Two close-range finishes and one excellent line-break that led to a third saw him produce another Player of the Match performance. He finished the campaign as one of the 12 nominees for Player of the Championship.

That summer, Warren Gatland picked Stander for the British & Irish Lions and he made seven appearances in all in New Zealand, scoring one try against the Blues in the second match.

Initially picked primarily as a mid-week player, he forced his way into the Test side and came off the bench in the tense decider that finished in a 15-15 draw and saw the series tied at 1-1. For Ireland and the Lions, Stander played five times against the All Blacks and was only on the losing side twice.


Undoubtedly Stander’s finest moment came in 2018, as Ireland romped just their second Grand Slam of the Six Nations era.

The No.8 played all 80 minutes of the 15-13 win in France – headlined by Johnny Sexton’s winning drop goal with the clock in the red – that set the tone for Championship and featured in every match thereafter, including the Round 5 win at Twickenham.

Ireland had too much for England and Stander was a big part of the reason why, his try in the 24th minute sending them on their way to a 24-15 win.

Ireland’s 2019 defence crumbled at the first hurdle, as England got their own back by muscling their way to victory in Dublin. But Stander was back to his best in 2020 and back as a nominee for the Player of the Championship.


No player made more carries (78) or won more turnovers (7) than the consistent back-rower and he played nigh on every minute, missing only the dying seconds of the win over Wales after picking up a late yellow card.

He set the tone for his Championship with successive Player of the Match awards in the opening fortnight, with a pair of all-action displays against Scotland and Wales.
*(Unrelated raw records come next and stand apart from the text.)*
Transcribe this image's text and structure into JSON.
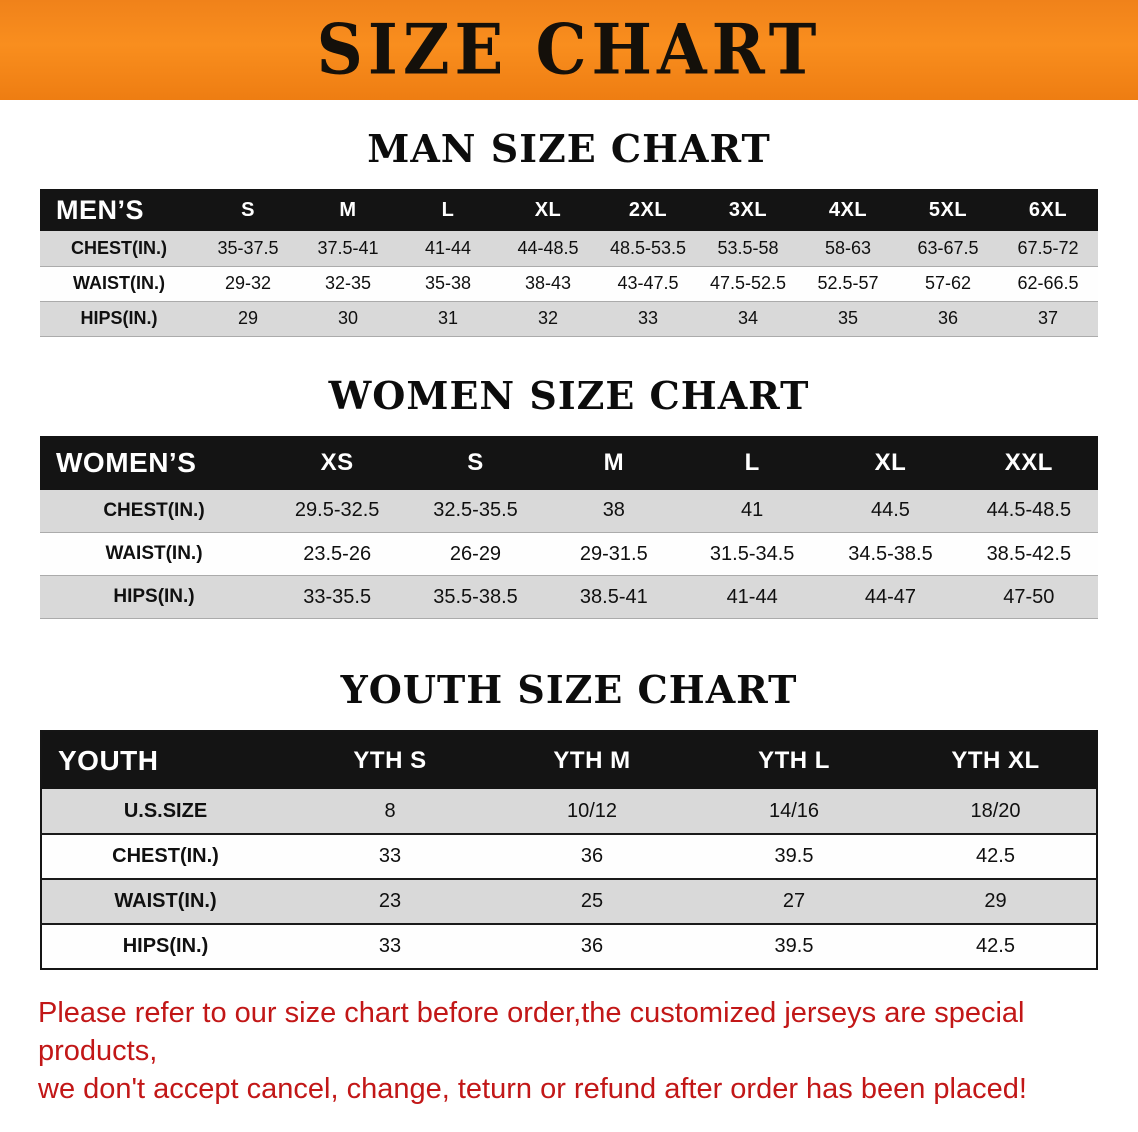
{
  "banner": {
    "title": "SIZE CHART"
  },
  "colors": {
    "banner_orange": "#f6861d",
    "table_header_black": "#141414",
    "stripe_gray": "#d9d9d9",
    "notice_red": "#c21717"
  },
  "sections": [
    {
      "heading": "MAN SIZE CHART",
      "table": {
        "header": [
          "MEN’S",
          "S",
          "M",
          "L",
          "XL",
          "2XL",
          "3XL",
          "4XL",
          "5XL",
          "6XL"
        ],
        "rows": [
          [
            "CHEST(IN.)",
            "35-37.5",
            "37.5-41",
            "41-44",
            "44-48.5",
            "48.5-53.5",
            "53.5-58",
            "58-63",
            "63-67.5",
            "67.5-72"
          ],
          [
            "WAIST(IN.)",
            "29-32",
            "32-35",
            "35-38",
            "38-43",
            "43-47.5",
            "47.5-52.5",
            "52.5-57",
            "57-62",
            "62-66.5"
          ],
          [
            "HIPS(IN.)",
            "29",
            "30",
            "31",
            "32",
            "33",
            "34",
            "35",
            "36",
            "37"
          ]
        ]
      }
    },
    {
      "heading": "WOMEN SIZE CHART",
      "table": {
        "header": [
          "WOMEN’S",
          "XS",
          "S",
          "M",
          "L",
          "XL",
          "XXL"
        ],
        "rows": [
          [
            "CHEST(IN.)",
            "29.5-32.5",
            "32.5-35.5",
            "38",
            "41",
            "44.5",
            "44.5-48.5"
          ],
          [
            "WAIST(IN.)",
            "23.5-26",
            "26-29",
            "29-31.5",
            "31.5-34.5",
            "34.5-38.5",
            "38.5-42.5"
          ],
          [
            "HIPS(IN.)",
            "33-35.5",
            "35.5-38.5",
            "38.5-41",
            "41-44",
            "44-47",
            "47-50"
          ]
        ]
      }
    },
    {
      "heading": "YOUTH SIZE CHART",
      "table": {
        "header": [
          "YOUTH",
          "YTH S",
          "YTH M",
          "YTH L",
          "YTH XL"
        ],
        "rows": [
          [
            "U.S.SIZE",
            "8",
            "10/12",
            "14/16",
            "18/20"
          ],
          [
            "CHEST(IN.)",
            "33",
            "36",
            "39.5",
            "42.5"
          ],
          [
            "WAIST(IN.)",
            "23",
            "25",
            "27",
            "29"
          ],
          [
            "HIPS(IN.)",
            "33",
            "36",
            "39.5",
            "42.5"
          ]
        ]
      }
    }
  ],
  "footer": {
    "line1": "Please refer to our size chart before order,the customized jerseys are special products,",
    "line2": "we don't accept cancel, change, teturn or refund after order has been placed!"
  }
}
The pandemic disrupted things midway through the Championship but Stander was the first Irish player back on the scoresheet after their long hiatus, going over for the first of his side’s seven tries in the early stages of a comfortable win over Italy to mark the start of another fine individual display.

Against France in Round 5, Ireland needed to win by a seven-point margin to leapfrog England and claim the Championship but fell short against a free-flowing Les Bleus side, who ran out 35-27 winners.

Stander stood up and was counted despite his side swimming against the tide in the Stade de France, making 14 carries and winning two turnovers to take him to the top of the Championship’s overall list in both categories.


Stander’s decision to retire from rugby caught many off-guard, because he is still clearly at the top of his game.

He played every minute in this Championship once more and scored another try against Italy in the Round 3 win, as Ireland rebounded from a slow start to win their last three fixtures.

But he finished in style, terrorising England’s back row with another titanic performance that resulted in an Ireland win. It’s exactly how he’ll be remembered.